Comme le besoin de faciliter les échanges sociaux entre élèves
de groupes d'âge différents. Ou celui d'assurer au système
sa continuité administrative, par exemple; avec ses 150 élèves
au départ - et très peu d'abandons - la famille devient
le module de base, à échelle humaine, du système d'éducation
secondaire.
Surtout, la famille étant permanente, elle peut devenir dépositaire
d'une vraie TRADITION. L'ancienne fierté du "vieux collège"

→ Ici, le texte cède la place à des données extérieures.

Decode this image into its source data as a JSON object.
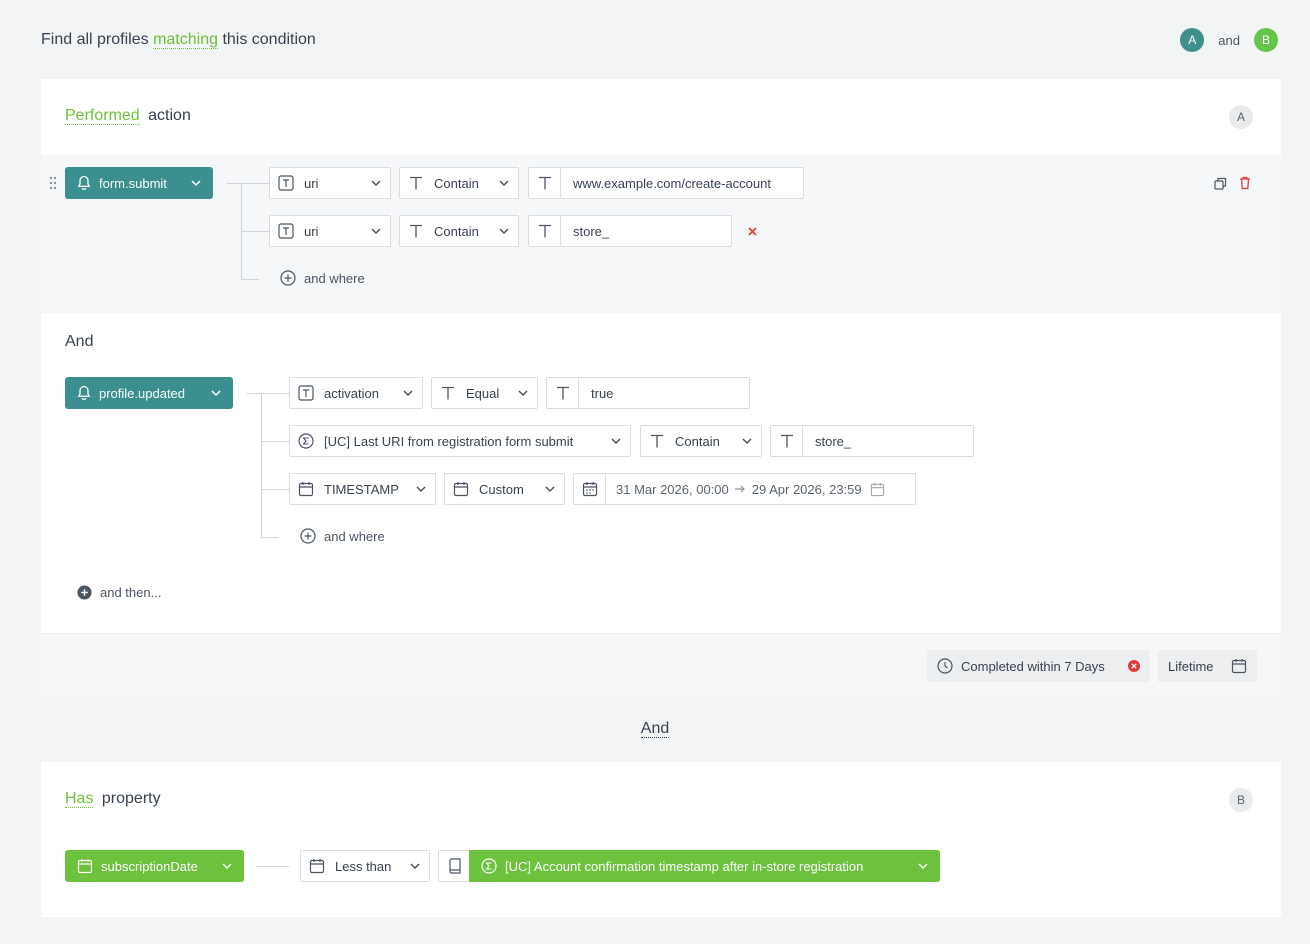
{
  "header": {
    "prefix": "Find all profiles",
    "highlight": "matching",
    "suffix": "this condition",
    "badge_a": "A",
    "joiner": "and",
    "badge_b": "B"
  },
  "block_a": {
    "title_highlight": "Performed",
    "title_rest": "action",
    "letter": "A",
    "step1": {
      "event": "form.submit",
      "filters": [
        {
          "param": "uri",
          "operator": "Contain",
          "value": "www.example.com/create-account"
        },
        {
          "param": "uri",
          "operator": "Contain",
          "value": "store_"
        }
      ],
      "add_where": "and where"
    },
    "joiner": "And",
    "step2": {
      "event": "profile.updated",
      "filters": [
        {
          "param": "activation",
          "operator": "Equal",
          "value": "true"
        },
        {
          "param": "[UC] Last URI from registration form submit",
          "operator": "Contain",
          "value": "store_"
        },
        {
          "param": "TIMESTAMP",
          "operator": "Custom",
          "from": "31 Mar 2026, 00:00",
          "to": "29 Apr 2026, 23:59"
        }
      ],
      "add_where": "and where"
    },
    "and_then": "and then...",
    "completed": "Completed within 7 Days",
    "lifetime": "Lifetime"
  },
  "middle_joiner": "And",
  "block_b": {
    "title_highlight": "Has",
    "title_rest": "property",
    "letter": "B",
    "property": "subscriptionDate",
    "operator": "Less than",
    "value": "[UC] Account confirmation timestamp after in-store registration"
  },
  "colors": {
    "teal": "#3b8f8f",
    "green": "#6cc23d",
    "delete_red": "#e03a3a"
  }
}
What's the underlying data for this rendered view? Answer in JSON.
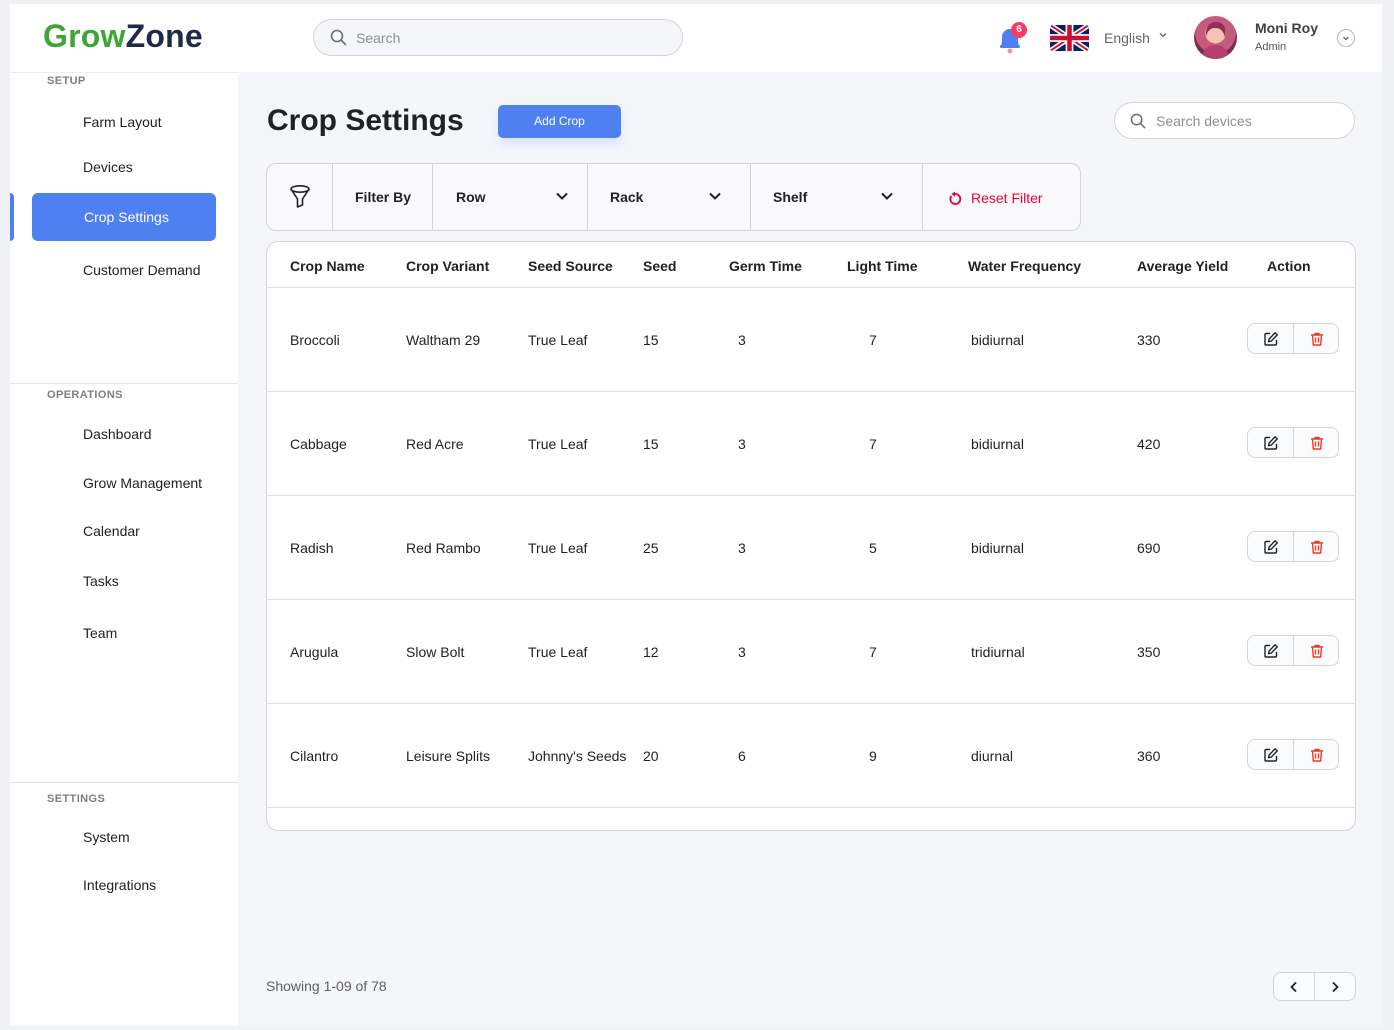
{
  "app": {
    "logo_part1": "Grow",
    "logo_part2": "Zone",
    "search_placeholder": "Search",
    "notification_count": "6",
    "language": "English",
    "user_name": "Moni Roy",
    "user_role": "Admin"
  },
  "sidebar": {
    "setup_heading": "SETUP",
    "setup_items": [
      "Farm Layout",
      "Devices",
      "Crop Settings",
      "Customer Demand"
    ],
    "active_item": "Crop Settings",
    "operations_heading": "OPERATIONS",
    "operations_items": [
      "Dashboard",
      "Grow Management",
      "Calendar",
      "Tasks",
      "Team"
    ],
    "settings_heading": "SETTINGS",
    "settings_items": [
      "System",
      "Integrations"
    ]
  },
  "page": {
    "title": "Crop Settings",
    "add_button": "Add Crop",
    "device_search_placeholder": "Search devices"
  },
  "filter": {
    "label": "Filter By",
    "row": "Row",
    "rack": "Rack",
    "shelf": "Shelf",
    "reset": "Reset Filter"
  },
  "table": {
    "columns": [
      "Crop Name",
      "Crop Variant",
      "Seed Source",
      "Seed",
      "Germ Time",
      "Light Time",
      "Water Frequency",
      "Average Yield",
      "Action"
    ],
    "rows": [
      {
        "name": "Broccoli",
        "variant": "Waltham 29",
        "source": "True Leaf",
        "seed": "15",
        "germ": "3",
        "light": "7",
        "water": "bidiurnal",
        "yield": "330"
      },
      {
        "name": "Cabbage",
        "variant": "Red Acre",
        "source": "True Leaf",
        "seed": "15",
        "germ": "3",
        "light": "7",
        "water": "bidiurnal",
        "yield": "420"
      },
      {
        "name": "Radish",
        "variant": "Red Rambo",
        "source": "True Leaf",
        "seed": "25",
        "germ": "3",
        "light": "5",
        "water": "bidiurnal",
        "yield": "690"
      },
      {
        "name": "Arugula",
        "variant": "Slow Bolt",
        "source": "True Leaf",
        "seed": "12",
        "germ": "3",
        "light": "7",
        "water": "tridiurnal",
        "yield": "350"
      },
      {
        "name": "Cilantro",
        "variant": "Leisure Splits",
        "source": "Johnny's Seeds",
        "seed": "20",
        "germ": "6",
        "light": "9",
        "water": "diurnal",
        "yield": "360"
      }
    ]
  },
  "footer": {
    "showing": "Showing 1-09 of 78"
  },
  "colors": {
    "accent": "#4e80f2",
    "logo_green": "#3fa535",
    "logo_dark": "#1f2a44",
    "danger": "#ea0234"
  },
  "icons": [
    "search-icon",
    "bell-icon",
    "uk-flag-icon",
    "chevron-down-icon",
    "funnel-icon",
    "reset-icon",
    "edit-icon",
    "trash-icon",
    "chevron-left-icon",
    "chevron-right-icon"
  ]
}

s'appliquera à la famille. Elle s'ajoutera à
la loyauté envers cette "gang de chums" que constituera
le foyer pour donner à chaque adolescent un encadrement social
à sa mesure.
Le directeur d'une famille - le "Chef de Famille" - est
le supérieur immédiat des précepteurs. Il doit les
décharger de leurs tâches administratives, car le précepteur
doit penser à l'éducation de ses élèves, pas
à remplir des formulaires. Il doit aussi les conseiller en matières
de relations humaines, surveiller l'éthique des relations entre précepteurs
et élèves, et agir comme médiateur si un conflit survient.
Pour un jeune, le précepteur est un guide, un modèle et un
ami, alors que le Chef de Famille représente l'Autorité; ce
sont eux, avant tout, qui l'éduquent. Mais, bien sûr, l'école
d'une Nouvelle Société doit offrir d'autres services.
Un précepteur qui prend charge de la démarche
globale d'apprentissage de trente adolescents a besoin d'un soutien pédagogique.
Ceci, dans un système préceptoral, est l'affaire de conseillers
pédagogiques spécialisés répartis à
travers le réseau et qui assistent le précepteur à
maîtriser les contenus des programmes. Ce sont ces mêmes conseillers
qui vérifient au moyen de "pré-tests" les connais-sances
des élèves et qui les inscrivent aux examens officiels du
Ministère. Ce sont eux qui corrigent, par des conseils, les lacunes
techniques de la démarche des précepteurs, et aussi qui doivent
travailler en équipes à la révision continue des programmes.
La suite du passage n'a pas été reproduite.